La valeur fondamentale des marchés de prédiction réside dans leur capacité à faire passer la technologie crypto du statut d’« outil d’émission de tokens » à celui de « réseau de tarification de l’information ». Si cette thèse se confirme, alors 1,6 milliard de dollars ne serait qu’un début. À l’avenir, les marchés de prédiction pourraient s’intégrer profondément aux produits dérivés financiers traditionnels, à l’assurance, aux médias d’information, et plus encore, générant un marché de plusieurs centaines de milliards de dollars. Mais pour y parvenir, trois défis majeurs restent à relever : la conformité réglementaire, la liquidité durable et la résistance à la manipulation. Pour les observateurs du secteur, les prochaines questions clés seront de savoir si Polymarket et Kalshi parviendront à une croissance stable hors cycles électoraux au second semestre 2026, et si un troisième acteur émergera pour rompre le duopole actuel.
FAQ
Q : Les 1,6 milliard de dollars levés dans le secteur des marchés de prédiction correspondent-ils à des financements en actions ou en tokens ?

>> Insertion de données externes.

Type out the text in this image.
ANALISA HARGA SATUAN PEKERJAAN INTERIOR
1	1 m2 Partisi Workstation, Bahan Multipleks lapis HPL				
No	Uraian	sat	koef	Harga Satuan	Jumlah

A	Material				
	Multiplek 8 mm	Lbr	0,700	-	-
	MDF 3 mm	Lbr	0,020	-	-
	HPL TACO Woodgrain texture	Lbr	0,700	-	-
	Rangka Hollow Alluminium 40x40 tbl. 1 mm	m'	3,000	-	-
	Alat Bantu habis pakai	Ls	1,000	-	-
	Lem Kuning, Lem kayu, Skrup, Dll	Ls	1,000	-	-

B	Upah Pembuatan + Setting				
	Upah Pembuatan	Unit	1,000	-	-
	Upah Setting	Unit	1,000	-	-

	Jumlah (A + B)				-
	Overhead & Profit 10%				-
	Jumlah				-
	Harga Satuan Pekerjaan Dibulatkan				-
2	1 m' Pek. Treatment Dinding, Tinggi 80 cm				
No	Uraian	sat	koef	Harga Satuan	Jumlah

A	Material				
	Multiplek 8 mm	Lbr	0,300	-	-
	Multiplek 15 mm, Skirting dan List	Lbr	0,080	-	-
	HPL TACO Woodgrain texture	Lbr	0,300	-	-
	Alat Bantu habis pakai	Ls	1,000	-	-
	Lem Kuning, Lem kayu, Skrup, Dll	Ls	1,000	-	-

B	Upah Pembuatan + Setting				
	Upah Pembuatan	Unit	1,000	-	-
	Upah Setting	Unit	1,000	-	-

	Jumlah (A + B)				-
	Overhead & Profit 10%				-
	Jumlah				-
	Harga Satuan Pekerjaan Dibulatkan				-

R : Les 600 millions de dollars de Polymarket proviennent d’un financement en actions, mené par des fonds traditionnels comme Founders Fund. Les 1 milliard de dollars de Kalshi combinent actions et obligations convertibles, avec des investisseurs allant des market makers aux hedge funds. Aucune des deux plateformes n’a émis de token officiel.
Q : Quel est le modèle de revenus des marchés de prédiction ?

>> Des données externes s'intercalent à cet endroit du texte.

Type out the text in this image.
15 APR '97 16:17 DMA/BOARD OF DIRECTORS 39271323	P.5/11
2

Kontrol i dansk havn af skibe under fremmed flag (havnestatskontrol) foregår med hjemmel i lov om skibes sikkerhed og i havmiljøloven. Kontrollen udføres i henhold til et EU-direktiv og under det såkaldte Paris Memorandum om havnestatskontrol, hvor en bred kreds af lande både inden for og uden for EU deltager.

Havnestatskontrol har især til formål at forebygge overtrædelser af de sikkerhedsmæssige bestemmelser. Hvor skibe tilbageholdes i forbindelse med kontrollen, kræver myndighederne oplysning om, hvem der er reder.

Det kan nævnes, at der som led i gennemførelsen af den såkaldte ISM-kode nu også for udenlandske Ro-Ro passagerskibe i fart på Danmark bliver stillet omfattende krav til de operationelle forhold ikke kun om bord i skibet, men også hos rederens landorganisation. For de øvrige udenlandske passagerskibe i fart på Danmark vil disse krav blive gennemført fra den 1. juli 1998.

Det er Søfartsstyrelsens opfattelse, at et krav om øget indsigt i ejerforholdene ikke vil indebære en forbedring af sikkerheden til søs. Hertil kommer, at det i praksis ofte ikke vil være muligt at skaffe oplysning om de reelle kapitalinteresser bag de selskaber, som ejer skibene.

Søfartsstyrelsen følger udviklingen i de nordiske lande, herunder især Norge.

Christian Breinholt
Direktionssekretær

R : Les principales sources sont les frais de carnet d’ordres (généralement entre 0,5 % et 2 %) et les spreads de market making. Certaines plateformes facturent l’accès à l’API pour les traders haute fréquence. Contrairement aux jeux d’argent traditionnels, il n’y a pas de « marge de la maison » : les marchés de prédiction gagnent en mettant en relation les ordres.
Q : Comment participer individuellement aux marchés de prédiction ?

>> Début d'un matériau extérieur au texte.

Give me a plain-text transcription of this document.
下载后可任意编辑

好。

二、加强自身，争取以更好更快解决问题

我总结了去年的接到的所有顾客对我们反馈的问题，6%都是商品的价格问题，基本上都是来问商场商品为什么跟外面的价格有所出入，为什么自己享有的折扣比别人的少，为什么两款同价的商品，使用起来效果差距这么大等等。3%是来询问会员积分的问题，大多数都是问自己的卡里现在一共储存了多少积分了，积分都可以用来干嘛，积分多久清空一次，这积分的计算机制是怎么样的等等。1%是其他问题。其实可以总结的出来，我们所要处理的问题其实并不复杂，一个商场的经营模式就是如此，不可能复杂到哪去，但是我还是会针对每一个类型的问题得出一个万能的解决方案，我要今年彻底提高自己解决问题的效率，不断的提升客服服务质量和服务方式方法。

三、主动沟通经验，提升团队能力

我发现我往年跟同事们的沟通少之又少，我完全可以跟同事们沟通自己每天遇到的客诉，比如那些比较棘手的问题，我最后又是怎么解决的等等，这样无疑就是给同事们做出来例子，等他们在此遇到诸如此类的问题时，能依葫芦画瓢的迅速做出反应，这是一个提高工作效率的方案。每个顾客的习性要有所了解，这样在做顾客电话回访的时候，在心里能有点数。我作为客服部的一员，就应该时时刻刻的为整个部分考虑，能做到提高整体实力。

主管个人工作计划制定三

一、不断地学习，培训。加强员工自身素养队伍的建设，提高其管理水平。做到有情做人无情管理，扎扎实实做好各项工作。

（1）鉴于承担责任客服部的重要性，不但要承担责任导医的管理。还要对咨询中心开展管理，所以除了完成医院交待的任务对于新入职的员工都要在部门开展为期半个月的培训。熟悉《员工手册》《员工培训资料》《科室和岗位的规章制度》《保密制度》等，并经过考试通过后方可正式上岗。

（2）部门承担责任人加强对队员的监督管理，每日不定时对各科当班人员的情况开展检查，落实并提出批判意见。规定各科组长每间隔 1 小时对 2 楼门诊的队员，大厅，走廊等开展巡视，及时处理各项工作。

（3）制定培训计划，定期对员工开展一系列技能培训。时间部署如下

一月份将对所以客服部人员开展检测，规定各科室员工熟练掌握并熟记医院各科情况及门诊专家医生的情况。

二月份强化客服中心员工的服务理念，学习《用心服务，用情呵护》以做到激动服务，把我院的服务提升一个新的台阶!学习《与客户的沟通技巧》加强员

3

R : Les utilisateurs peuvent trader sur Polymarket (avec des dépôts en crypto) ou sur Kalshi (qui requiert un compte bancaire américain et une vérification d’identité). Le fonctionnement s’apparente à celui des contrats à terme : on achète des parts « Oui » ou « Non », et à l’issue de l’événement, chaque part est réglée à 1 dollar.
Q : Quelle est la différence fondamentale entre marchés de prédiction et plateformes de paris ?
R : Les marchés de prédiction visent à révéler la probabilité d’un événement, et non simplement à encourager la spéculation. Les prix (probabilités) sont fixés par l’offre et la demande, agrégeant théoriquement l’information disponible. Les plateformes de paris attirent par les cotes et se rémunèrent sur la marge. Aux États-Unis, les marchés de prédiction sont régulés par la CFTC, tandis que les jeux d’argent en ligne restent interdits dans la plupart des États.
Q : Y a-t-il un risque de bulle après la levée de 1,6 milliard de dollars ?
R : Certains éléments rappellent une bulle : deux projets concentrent 64 % des financements et aucun ne dispose de flux de trésorerie stable hors cycle événementiel. D’un autre côté, les marchés de prédiction répondent au coût élevé et aux biais des sondages et prévisions d’experts traditionnels. Le critère clé pour juger d’une bulle sera de voir si, dans les 12 prochains mois, les marchés hors politique représentent plus de 30 % des volumes de trading. Si c’est le cas, les valorisations sont justifiées ; sinon, une correction pourrait intervenir.